Thursday, February 20, 2014

Postpartum Depression Is Real

I remember sitting in my hospital bed, not many hours after P was born, and pouring sweat. Even though it was below 70 degrees in my room, I felt like it was the Sahara desert. And that was the first time I really felt them, the hormones that is.

I mean I guess in reality I had felt them strongly for every day of the last nine months. But this is the first time I remember thinking "oh, these are the hormones they are talking about, the dreaded postpartum ones."

The next time I felt them was a few short hours later when I was trying ever so hard to get my precious daughter to breastfeed correctly. She was screaming. I was laying there topless and bawling my eyes out with a room full of people who are paid to "help" and my husband. The nurse proceeded to yank P from my arms. And that my friends, is the second time I remember thinking, "it is just the hormones, do not hurt the poor nurse." Needless to say P was back in my arms in a matter of seconds.

So they were there. I expected it. I knew it was coming. I was just going to cry some and be a big mama bear and feel like I was living in the middle of the desert. It was fine. It would go away.

But they didn't. At least not immediately. It was more than hormones. It was emotion and pain and ever so real to me.

The turmoil of deciding breast was NOT best for our family about sent me over the edge. I am confident my husband and mother were, at the very least, concerned for me sanity in those seven days. During this time I struggled to bond with my precious baby. Dotting over and holding her because I was so in love was not on the agenda. I just did not want that in between the dreaded feedings.

I remember the first time I was left home alone with both kids. D was in bed and L went five miles down the road for a soccer game. As soon as he left the house, I was terrified he was going to die in a car accident. I just knew it. And that would leave me all alone to raise the two kids, one of which was a newborn, and that, was just impossible, so he COULD NOT die. But I was sure he would. It took everything in me not to call him every five minutes to make sure he was alive.

When we would go to functions outside our home, which was rare with a newborn, but nonetheless, I dreaded it. I knew I needed it, the interaction and the friendships, but it was not fun for me, which was weird. As soon as we would enter a room of people, people I know and love, it would suddenly feel like there was only one gasp of air left in the room and I was sure to suffocate.  (And this symptom still lingers and pops its ugly head from time to time.)

I cried. And I cried. And I cried. About everything. 

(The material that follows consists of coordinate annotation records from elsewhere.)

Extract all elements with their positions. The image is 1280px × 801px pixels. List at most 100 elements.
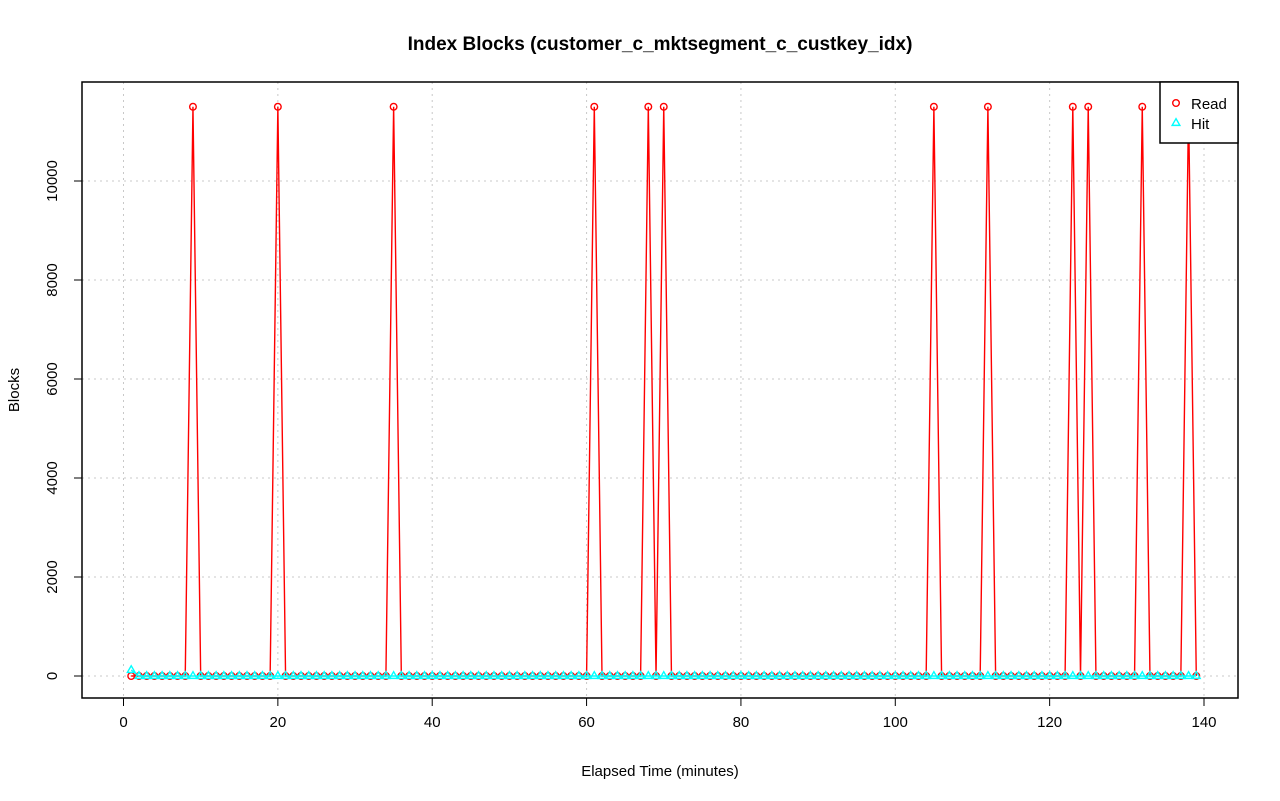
legend-label-read: Read (1191, 96, 1227, 113)
data-point (644, 102, 653, 111)
data-point (720, 670, 731, 680)
data-point (813, 670, 824, 680)
data-point (929, 102, 938, 111)
data-point (419, 670, 430, 680)
data-point (326, 670, 337, 680)
data-point (975, 670, 986, 680)
data-point (1067, 670, 1078, 680)
y-tick-label: 6000 (44, 362, 61, 395)
data-point (890, 670, 901, 680)
data-point (743, 670, 754, 680)
x-tick-label: 60 (578, 714, 595, 731)
data-point (897, 670, 909, 680)
data-point (905, 670, 916, 680)
data-point (334, 670, 345, 680)
data-point (620, 670, 631, 680)
data-point (573, 670, 584, 680)
data-point (635, 670, 646, 680)
axes: 0 20 40 60 80 100 120 140 0 2000 4000 6000 8000 10000 (44, 160, 1217, 731)
x-tick-label: 120 (1037, 714, 1062, 731)
data-point (218, 670, 229, 680)
data-point (211, 670, 222, 680)
x-tick-label: 40 (424, 714, 441, 731)
x-tick-label: 20 (270, 714, 287, 731)
data-point (126, 664, 137, 674)
data-point (172, 670, 183, 680)
data-point (195, 670, 206, 680)
data-point (959, 670, 970, 680)
data-point (1129, 670, 1140, 680)
data-point (403, 670, 415, 680)
data-point (1114, 670, 1125, 680)
data-point (1029, 670, 1040, 680)
y-tick-label: 10000 (44, 160, 61, 202)
data-point (519, 670, 530, 680)
data-point (859, 670, 870, 680)
data-point (1052, 670, 1063, 680)
data-point (751, 670, 762, 680)
data-point (373, 670, 384, 680)
data-point (527, 670, 538, 680)
data-point (396, 670, 407, 680)
data-point (149, 670, 160, 680)
data-point (389, 102, 398, 111)
data-point (234, 670, 245, 680)
data-point (566, 670, 577, 680)
data-point (1106, 670, 1117, 680)
data-point (257, 670, 268, 680)
data-point (388, 670, 399, 680)
data-point (288, 670, 299, 680)
data-point (226, 670, 237, 680)
data-point (357, 670, 368, 680)
data-point (311, 670, 322, 680)
data-point (1121, 670, 1132, 680)
data-point (882, 670, 893, 680)
data-point (427, 670, 438, 680)
data-point (187, 670, 199, 680)
y-tick-label: 4000 (44, 461, 61, 494)
data-point (851, 670, 862, 680)
data-point (712, 670, 723, 680)
data-point (241, 670, 253, 680)
data-point (643, 670, 654, 680)
data-point (828, 670, 839, 680)
data-point (596, 670, 608, 680)
legend-box (1159, 81, 1239, 144)
data-point (697, 670, 708, 680)
data-point (1021, 670, 1032, 680)
data-point (380, 670, 391, 680)
data-point (967, 670, 978, 680)
x-axis-label: Elapsed Time (minutes) (581, 763, 739, 780)
y-axis-label: Blocks (6, 368, 23, 412)
data-point (411, 670, 422, 680)
data-point (728, 670, 739, 680)
data-point (650, 670, 662, 680)
data-point (1191, 670, 1202, 680)
data-point (180, 670, 191, 680)
data-point (303, 670, 314, 680)
data-point (164, 670, 175, 680)
data-point (1168, 670, 1179, 680)
x-tick-label: 140 (1191, 714, 1216, 731)
data-point (1083, 670, 1094, 680)
x-tick-label: 80 (733, 714, 750, 731)
data-point (921, 670, 932, 680)
data-point (512, 670, 523, 680)
data-point (265, 670, 276, 680)
data-point (365, 670, 376, 680)
y-tick-label: 0 (44, 672, 61, 680)
data-point (434, 670, 446, 680)
data-point (496, 670, 507, 680)
data-point (458, 670, 469, 680)
data-point (951, 670, 963, 680)
data-point (658, 670, 669, 680)
data-point (249, 670, 260, 680)
data-point (342, 670, 353, 680)
data-point (295, 670, 307, 680)
data-point (782, 670, 793, 680)
data-point (998, 670, 1009, 680)
data-point (1144, 670, 1156, 680)
legend-marker-hit (1170, 117, 1182, 127)
data-point (473, 670, 484, 680)
data-point (805, 670, 816, 680)
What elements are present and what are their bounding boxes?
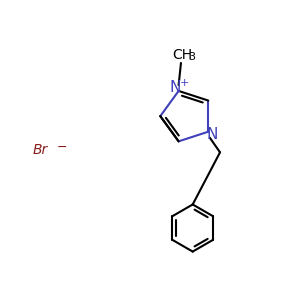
Text: Br: Br <box>32 143 47 157</box>
Text: +: + <box>180 78 189 88</box>
Text: CH: CH <box>172 48 193 62</box>
Text: −: − <box>56 141 67 154</box>
Text: N: N <box>206 127 218 142</box>
Text: N: N <box>170 80 182 95</box>
Text: 3: 3 <box>189 52 196 62</box>
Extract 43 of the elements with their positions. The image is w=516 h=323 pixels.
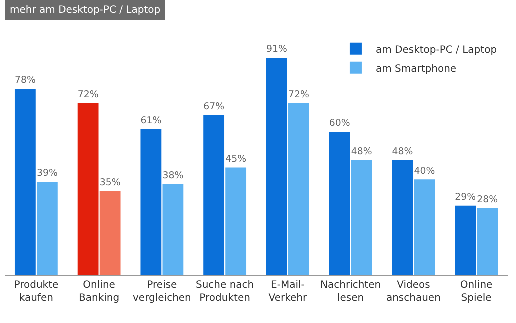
x-tick-label: Online Banking xyxy=(79,280,120,304)
data-label: 35% xyxy=(100,178,121,189)
bar xyxy=(414,180,436,275)
data-label: 61% xyxy=(140,116,162,127)
bar xyxy=(226,168,247,275)
x-tick-label: Produkte kaufen xyxy=(14,280,59,304)
data-label: 29% xyxy=(455,192,476,204)
x-tick-label: Suche nach Produkten xyxy=(196,280,254,304)
legend-label: am Desktop-PC / Laptop xyxy=(376,44,498,56)
bar xyxy=(78,103,99,275)
data-label: 78% xyxy=(14,75,36,86)
x-tick-label: Preise vergleichen xyxy=(132,280,192,304)
x-tick-label: Videos anschauen xyxy=(386,280,441,304)
bar xyxy=(266,58,288,275)
x-tick-label: Online Spiele xyxy=(460,280,493,304)
bar xyxy=(36,182,58,275)
data-label: 40% xyxy=(414,166,436,177)
data-label: 67% xyxy=(204,101,225,112)
data-label: 72% xyxy=(288,90,310,101)
data-label: 48% xyxy=(392,146,414,158)
bar xyxy=(288,103,310,275)
bar xyxy=(140,130,162,275)
bar xyxy=(351,160,372,275)
data-label: 60% xyxy=(329,118,350,130)
chart-title: mehr am Desktop-PC / Laptop xyxy=(10,5,161,16)
data-label: 28% xyxy=(477,194,498,206)
data-label: 39% xyxy=(37,168,58,180)
bar xyxy=(100,192,121,275)
data-label: 72% xyxy=(78,90,99,101)
data-label: 48% xyxy=(351,146,372,158)
bar xyxy=(392,160,414,275)
data-label: 91% xyxy=(266,44,288,56)
data-label: 45% xyxy=(226,154,247,165)
bar xyxy=(329,132,350,275)
data-label: 38% xyxy=(162,170,184,182)
bar xyxy=(455,206,476,275)
legend-label: am Smartphone xyxy=(376,64,457,75)
x-tick-label: E-Mail- Verkehr xyxy=(268,280,308,304)
bar xyxy=(204,115,225,275)
bar xyxy=(477,208,498,275)
bar xyxy=(14,89,36,275)
x-tick-label: Nachrichten lesen xyxy=(320,280,382,304)
bar xyxy=(162,184,184,275)
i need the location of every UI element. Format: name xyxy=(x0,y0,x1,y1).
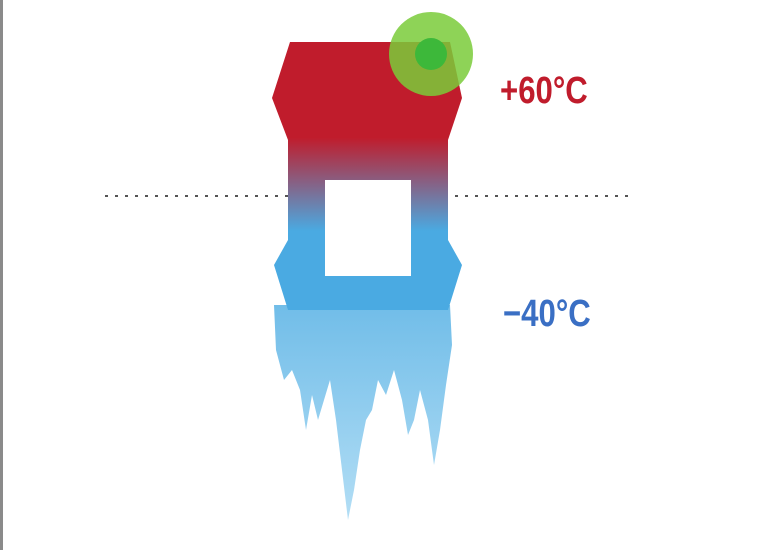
window xyxy=(325,180,411,276)
thermometer-body xyxy=(272,42,462,310)
left-border xyxy=(0,0,3,550)
cold-label: −40°C xyxy=(503,293,591,335)
indicator-dot xyxy=(415,38,447,70)
icicles xyxy=(274,305,452,520)
hot-label: +60°C xyxy=(500,70,588,112)
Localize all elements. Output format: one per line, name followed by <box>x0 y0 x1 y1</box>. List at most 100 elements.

I remember distinctly the day my body began to feel healed of these feelings. It was about five and a half weeks when I finally began to feel better. I thank GOD that He healed and restored my emotions, thoughts, hormones, and life. For me, it was a mere five weeks that felt like months, for some people it is much more.

Late in my pregnancy I was blessed to have a close friend share with me that she had suffered with it and it helped me be aware and know I was not alone. It is so important to be able to talk with someone. L was such a source of strength and encouragement for me during this time. I know there are days he had to have been scared for me (for us) and I am so grateful he walked alongside me as I healed.

It is something we rarely talk about, but it is real. If you went through it, or are going through it, you are not alone. Seek help. Find someone to talk to. And God, He is faithful. He never left my side and He is my Healer. Praise to Him alone.